By Karen A. Grava
In older cities like Hartford, water and sewer systems – often combined — that were originally built in the 1850s cannot handle current loads. So even modest rainfall can result in overflows that result in raw sewage being discharged into the Connecticut River and connected waterways such as the environmentally sensitive Long Island Sound.
Preventing the overflows is not only expensive but also extremely disruptive since traditional engineering solutions involve digging up roadways to separate the two systems and building underground storage tanks to contain overflows.
An interdisciplinary team of UConn scientists began this fall to analyze combined system overflows in two Hartford neighborhoods. The study is innovative in that it brings together faculty and students from civil and environmental engineering, transportation engineering, and the Department of Geography in CLAS to work on solutions that reduce overflows. The project has the support of eight community agencies.
The one-year, $125,000 project is funded by the UConn’s Center for Transportation and Livable Systems, and headed by Joseph T. Bushey, assistant professor of civil and environmental engineering, and Carol Atkinson-Palombo, assistant professor of geography in CLAS.
A former National Science Foundation Igert Fellow in urban ecology, Atkinson-Palombo believes strongly in inter-disciplinary approaches to problems and in providing students with interactive real-world problems.
One of the goals of the study is to look at the problem through a cross section of disciplines and to have students from a variety of fields participate in crafting solutions. The students will propose integrative environmental solutions and analyze their benefits and costs for the community.
“The results will be used not only in the field but also provide examples in the classroom,” Atkinson-Palombo says.
The team will identify and design “green solutions” such as rain gardens to capture the rainfall before it becomes runoff. They will also look into solutions that would reduce the amount of asphalt – to reduce runoff— by narrowing streets and building biking and walking trails. Residents in the surrounding community will then be surveyed to see which of the “green solutions” they would prefer to see implemented. Other stakeholders will also be interviewed to gauge their response to proposed solutions.

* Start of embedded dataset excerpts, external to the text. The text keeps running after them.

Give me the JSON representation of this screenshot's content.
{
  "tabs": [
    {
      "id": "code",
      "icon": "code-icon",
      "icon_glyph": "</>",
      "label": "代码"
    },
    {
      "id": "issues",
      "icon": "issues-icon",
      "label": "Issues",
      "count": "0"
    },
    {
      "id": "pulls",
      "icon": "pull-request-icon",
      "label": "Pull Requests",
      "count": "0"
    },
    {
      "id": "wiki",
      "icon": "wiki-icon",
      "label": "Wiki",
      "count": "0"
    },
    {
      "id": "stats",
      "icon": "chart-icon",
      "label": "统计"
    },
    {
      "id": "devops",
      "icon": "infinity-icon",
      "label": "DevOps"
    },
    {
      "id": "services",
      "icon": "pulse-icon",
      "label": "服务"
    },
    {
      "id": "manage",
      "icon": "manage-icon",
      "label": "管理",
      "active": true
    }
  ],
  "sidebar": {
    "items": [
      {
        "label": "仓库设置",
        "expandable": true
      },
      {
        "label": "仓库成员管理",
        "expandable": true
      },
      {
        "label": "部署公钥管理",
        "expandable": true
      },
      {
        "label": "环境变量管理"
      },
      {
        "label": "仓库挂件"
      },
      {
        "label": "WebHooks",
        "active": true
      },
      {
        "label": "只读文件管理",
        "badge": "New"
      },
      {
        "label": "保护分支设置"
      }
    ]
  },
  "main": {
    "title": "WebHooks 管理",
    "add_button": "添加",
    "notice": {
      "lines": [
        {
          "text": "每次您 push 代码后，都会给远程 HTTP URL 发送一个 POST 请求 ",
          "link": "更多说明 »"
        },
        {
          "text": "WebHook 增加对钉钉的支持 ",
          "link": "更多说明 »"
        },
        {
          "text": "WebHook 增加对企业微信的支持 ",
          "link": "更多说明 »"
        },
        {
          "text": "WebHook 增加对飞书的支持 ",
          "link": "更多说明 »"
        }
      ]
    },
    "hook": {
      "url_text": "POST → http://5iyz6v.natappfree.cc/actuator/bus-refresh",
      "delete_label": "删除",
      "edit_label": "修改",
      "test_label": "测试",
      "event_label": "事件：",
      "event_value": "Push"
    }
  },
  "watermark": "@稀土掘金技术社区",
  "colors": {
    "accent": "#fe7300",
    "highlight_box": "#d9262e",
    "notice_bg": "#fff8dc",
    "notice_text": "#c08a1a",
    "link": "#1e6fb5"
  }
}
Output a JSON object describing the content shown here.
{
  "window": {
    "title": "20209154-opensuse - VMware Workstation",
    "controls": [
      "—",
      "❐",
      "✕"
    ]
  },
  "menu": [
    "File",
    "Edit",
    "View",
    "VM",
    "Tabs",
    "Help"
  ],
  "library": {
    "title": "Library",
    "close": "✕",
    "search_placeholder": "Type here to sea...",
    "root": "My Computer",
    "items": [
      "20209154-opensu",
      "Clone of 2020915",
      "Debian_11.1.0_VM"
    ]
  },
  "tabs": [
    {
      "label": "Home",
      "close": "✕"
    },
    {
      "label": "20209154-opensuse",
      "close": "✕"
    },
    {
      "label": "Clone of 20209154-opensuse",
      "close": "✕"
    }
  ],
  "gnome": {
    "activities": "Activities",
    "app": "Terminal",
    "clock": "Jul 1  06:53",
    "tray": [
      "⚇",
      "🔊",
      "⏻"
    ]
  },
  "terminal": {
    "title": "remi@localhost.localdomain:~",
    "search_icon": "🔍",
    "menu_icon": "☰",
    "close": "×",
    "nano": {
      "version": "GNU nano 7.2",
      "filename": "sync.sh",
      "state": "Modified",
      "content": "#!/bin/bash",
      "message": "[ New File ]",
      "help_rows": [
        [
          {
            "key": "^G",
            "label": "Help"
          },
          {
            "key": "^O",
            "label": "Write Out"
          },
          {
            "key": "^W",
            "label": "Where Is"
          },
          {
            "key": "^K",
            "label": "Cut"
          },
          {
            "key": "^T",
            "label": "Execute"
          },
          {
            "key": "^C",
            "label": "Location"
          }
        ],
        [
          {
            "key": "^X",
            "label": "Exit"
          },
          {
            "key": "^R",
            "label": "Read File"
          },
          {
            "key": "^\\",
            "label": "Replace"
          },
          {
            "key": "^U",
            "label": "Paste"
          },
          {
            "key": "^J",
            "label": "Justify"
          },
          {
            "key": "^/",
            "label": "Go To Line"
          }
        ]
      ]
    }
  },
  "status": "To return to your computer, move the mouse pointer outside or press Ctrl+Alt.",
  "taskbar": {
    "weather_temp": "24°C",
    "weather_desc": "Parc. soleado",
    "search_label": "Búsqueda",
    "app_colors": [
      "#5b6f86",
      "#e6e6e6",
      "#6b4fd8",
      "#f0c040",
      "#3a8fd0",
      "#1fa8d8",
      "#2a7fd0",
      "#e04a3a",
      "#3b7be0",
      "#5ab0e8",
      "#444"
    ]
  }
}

“Rain gardens may reduce runoff, but someone has to agree to maintain them to keep them free from leaves, debris, and garbage. Who will be responsible for maintaining these structures–local residents, the municipality, or local businesses?” Atkinson-Palombo says. “And how are any disputes to be resolved? All of these factors need to be considered before understanding what the solutions will be the most effective.”
The study is taking place in the Granby Street neighborhood and the Blue Hills neighborhoods of Hartford, both largely African-American. One is occupied mostly by homeowners of modest means and the other mostly by renters.
“The community has limited resources,” Atkinson-Palombo says. “Some green solutions might provide improved livability, but we need to know whether or not the community sees combined sewer overflow issues as a priority relative to other issues.”
Trained as an economist with undergraduate and master’s degrees from New York University, Atkinson-Palombo earned a Ph.D. in geography from Arizona State University where she was trained to approach problems with an interdisciplinary perspective.
“The interaction between people and the environment is very interesting. Environmental engineers build systems for people but traditionally have not been trained to engage the public in the process,” she says. Our project will look at both the engineering solutions and the stakeholders’ preferences for implementing various options. Everyone agrees that this is a problem, but we need to investigate this problem from multiple perspectives in order to determine the most effective solution.